What Most People Don’t Understand About How Startup Companies Are Valued - kschua
http://www.bothsidesofthetable.com/2016/02/14/what-most-people-dont-understand-about-how-startup-companies-are-valued/#.VsEMglFUsrA.twitter
======
pedalpete
I'm not so sure I agree with Mark on this one.

He asks how Sequoia's 'RIP Good Times' did at spooking the market,
well...[http://vator.tv/news/2015-01-13-venture-capital-sees-best-
fu...](http://vator.tv/news/2015-01-13-venture-capital-sees-best-fundraising-
year-since-2007)

The funds themselves were unable to raise as much until 2015. So, yes, the
market dropped considerably from 2007. Of course, we also need to consider not
just the VC environment but what was generally happening in public markets at
the time. But yes, the market dropped, Sequoia or not.

I think what Mark isn't mentioning in this article (from my understanding,
please correct me if I'm wrong) is that venture funds have to invest the money
they are given within a specified time frame. So the irrationality is driven,
in some ways, by an excess of money in the VC pool which is looking for good
investments. Everybody tries to pile into the few that will work give positive
returns. Which raises the amounts raised for those businesses, where we're
seeing $100 million rounds in late stage.
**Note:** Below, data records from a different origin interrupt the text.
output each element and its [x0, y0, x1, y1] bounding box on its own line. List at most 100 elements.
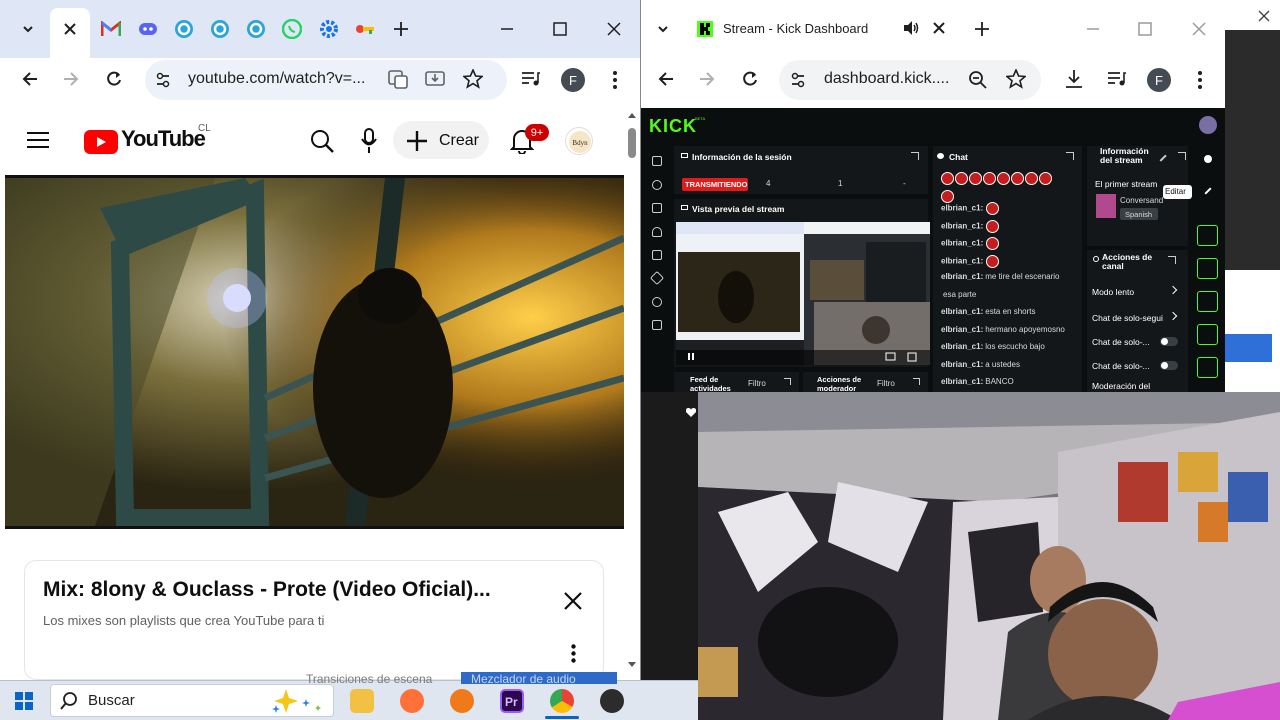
close-window-icon[interactable] [1186, 16, 1212, 42]
quick-action-button[interactable] [1197, 324, 1218, 345]
youtube-logo-text[interactable]: YouTube [121, 126, 206, 152]
maximize-icon[interactable] [547, 16, 573, 42]
video-player[interactable] [5, 175, 624, 529]
popout-icon[interactable] [1168, 256, 1176, 264]
channel-avatar[interactable]: Bdyn [565, 127, 593, 155]
close-card-icon[interactable] [564, 592, 582, 610]
chat-username[interactable]: elbrian_c1: [941, 239, 983, 248]
activity-filter[interactable]: Filtro [748, 379, 766, 388]
chat-username[interactable]: elbrian_c1: [941, 204, 983, 213]
bookmark-star-icon[interactable] [463, 69, 483, 89]
chat-username[interactable]: elbrian_c1: [941, 360, 983, 369]
subs-only-toggle[interactable] [1160, 337, 1178, 346]
quick-action-button[interactable] [1197, 258, 1218, 279]
chat-username[interactable]: elbrian_c1: [941, 377, 983, 386]
chat-message[interactable]: elbrian_c1: [941, 254, 1002, 268]
action-subs-only[interactable]: Chat de solo-... [1092, 337, 1150, 347]
emote-only-toggle[interactable] [1160, 361, 1178, 370]
chat-message[interactable]: elbrian_c1: [941, 202, 1002, 215]
stream-icon[interactable] [652, 156, 662, 166]
firefox-icon[interactable] [400, 689, 424, 713]
chat-message[interactable]: elbrian_c1: esta en shorts [941, 307, 1036, 316]
mix-title[interactable]: Mix: 8lony & Ouclass - Prote (Video Ofic… [43, 578, 491, 602]
card-more-icon[interactable] [571, 644, 576, 663]
c-app-icon[interactable] [245, 18, 267, 40]
reload-icon[interactable] [101, 66, 127, 92]
media-control-icon[interactable] [1107, 70, 1127, 88]
link-icon[interactable] [652, 180, 662, 190]
translate-icon[interactable] [388, 69, 408, 89]
chat-username[interactable]: elbrian_c1: [941, 307, 983, 316]
url-text[interactable]: dashboard.kick.... [824, 70, 949, 88]
chat-message[interactable]: elbrian_c1: a ustedes [941, 360, 1020, 369]
more-menu-icon[interactable] [613, 71, 617, 89]
more-menu-icon[interactable] [1198, 71, 1202, 89]
quick-action-button[interactable] [1197, 225, 1218, 246]
minimize-icon[interactable] [1080, 16, 1106, 42]
hamburger-menu-icon[interactable] [27, 131, 49, 149]
minimize-icon[interactable] [494, 16, 520, 42]
analytics-icon[interactable] [652, 203, 662, 213]
site-info-icon[interactable] [155, 72, 171, 88]
gmail-icon[interactable] [100, 18, 122, 40]
close-window-icon[interactable] [601, 16, 627, 42]
chat-message[interactable]: elbrian_c1: [941, 219, 1002, 233]
mod-filter[interactable]: Filtro [877, 379, 895, 388]
popout-icon[interactable] [913, 378, 920, 385]
close-tab-icon[interactable] [59, 18, 81, 40]
downloads-icon[interactable] [1064, 69, 1084, 89]
info-icon[interactable] [1204, 155, 1212, 163]
chat-message[interactable]: elbrian_c1: BANCO [941, 377, 1014, 386]
chrome-icon[interactable] [550, 689, 574, 713]
tab-search-chevron-icon[interactable] [17, 18, 39, 40]
trophy-icon[interactable] [652, 227, 662, 237]
tab-title[interactable]: Stream - Kick Dashboard [723, 21, 868, 36]
quick-action-button[interactable] [1197, 291, 1218, 312]
chat-message[interactable]: elbrian_c1: los escucho bajo [941, 342, 1045, 351]
kick-logo[interactable]: KICK [649, 116, 697, 137]
back-arrow-icon[interactable] [17, 66, 43, 92]
chat-message[interactable]: esa parte [941, 290, 976, 299]
discord-icon[interactable] [137, 18, 159, 40]
forward-arrow-icon[interactable] [694, 66, 720, 92]
c-app-icon[interactable] [209, 18, 231, 40]
chat-username[interactable]: elbrian_c1: [941, 221, 983, 230]
chat-message[interactable]: elbrian_c1: me tire del escenario [941, 272, 1060, 281]
windows-start-icon[interactable] [15, 692, 33, 710]
users-icon[interactable] [652, 297, 662, 307]
zoom-icon[interactable] [968, 70, 987, 89]
profile-avatar[interactable]: F [561, 68, 585, 92]
action-followers-only[interactable]: Chat de solo-segui [1092, 313, 1163, 323]
chat-username[interactable]: elbrian_c1: [941, 272, 983, 281]
fl-studio-icon[interactable] [450, 689, 474, 713]
back-arrow-icon[interactable] [653, 66, 679, 92]
new-tab-plus-icon[interactable] [971, 18, 993, 40]
maximize-icon[interactable] [1132, 16, 1158, 42]
close-window-icon[interactable] [1258, 10, 1270, 22]
settings-gear-icon[interactable] [318, 18, 340, 40]
youtube-logo-icon[interactable] [84, 130, 118, 154]
popout-icon[interactable] [1178, 152, 1186, 160]
quick-action-button[interactable] [1197, 357, 1218, 378]
media-icon[interactable] [652, 250, 662, 260]
chat-username[interactable]: elbrian_c1: [941, 325, 983, 334]
premiere-icon[interactable]: Pr [500, 689, 524, 713]
chat-username[interactable]: elbrian_c1: [941, 342, 983, 351]
url-text[interactable]: youtube.com/watch?v=... [188, 70, 365, 88]
action-slow-mode[interactable]: Modo lento [1092, 287, 1134, 297]
popout-icon[interactable] [911, 152, 919, 160]
obs-icon[interactable] [600, 689, 624, 713]
page-scrollbar[interactable] [626, 112, 638, 672]
chat-message[interactable]: elbrian_c1: hermano apoyemosno [941, 325, 1065, 334]
c-app-icon[interactable] [173, 18, 195, 40]
microphone-icon[interactable] [360, 128, 378, 154]
kick-user-avatar[interactable] [1199, 116, 1217, 134]
action-moderation[interactable]: Moderación del [1092, 381, 1150, 391]
close-tab-icon[interactable] [933, 22, 945, 34]
whatsapp-icon[interactable] [281, 18, 303, 40]
password-key-icon[interactable] [354, 18, 376, 40]
profile-avatar[interactable]: F [1147, 68, 1171, 92]
tab-audio-icon[interactable] [902, 20, 920, 36]
search-icon[interactable] [310, 129, 334, 153]
forward-arrow-icon[interactable] [58, 66, 84, 92]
In earlier stage investments, the VCs are likely trying to spread the load
across as many businesses as possible, except, here again, you have multiple
VCs and Angels trying to get in on the market.
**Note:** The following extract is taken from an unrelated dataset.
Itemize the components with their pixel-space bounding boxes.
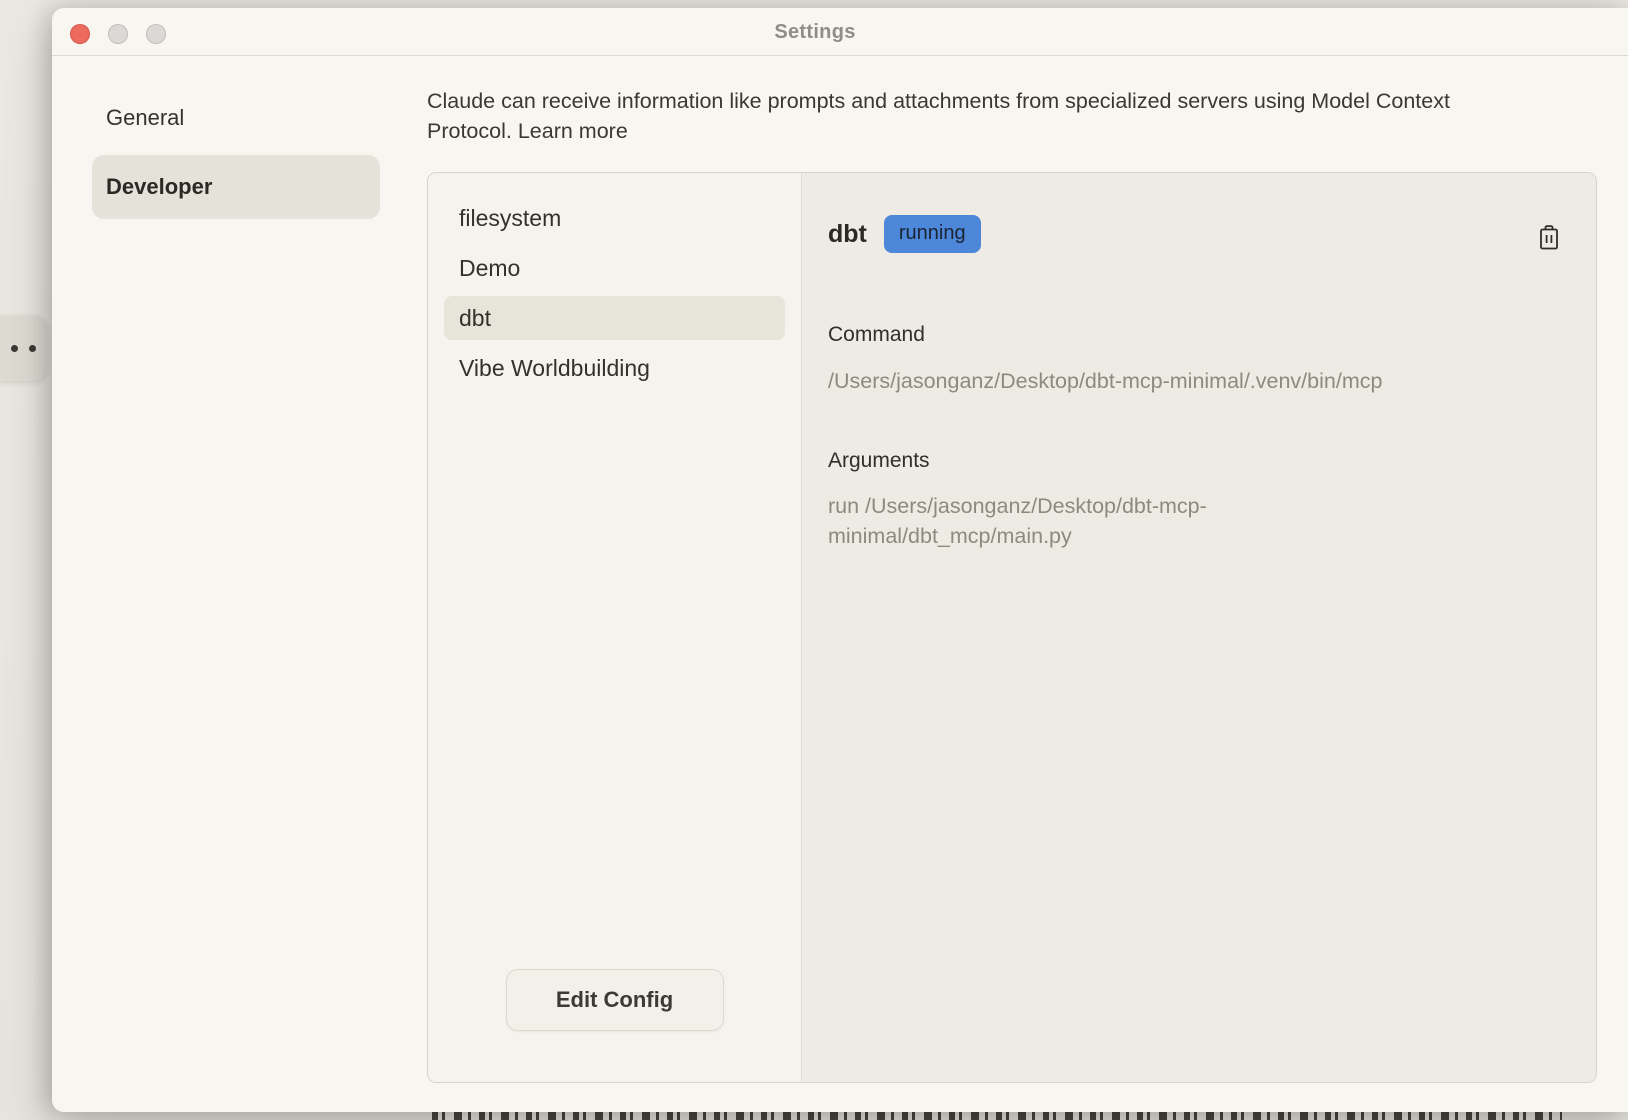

As Mark said, it is a Market. He does benefit from having lower prices, and
convincing other VCs that prices should be lower is the better strategy than
trying to convince the start-ups themselves that they should be taking less.

It's like buying a house at auction. It doesn't matter what you tell the
homeowner the house is worth, they're waiting to see how much they can get
when people get excited about buying. But convince the other potential buyers
that the market is going to go down and people are spending too much, and they
all start second guessing their positions.

Have I contradicted myself enough in this comment?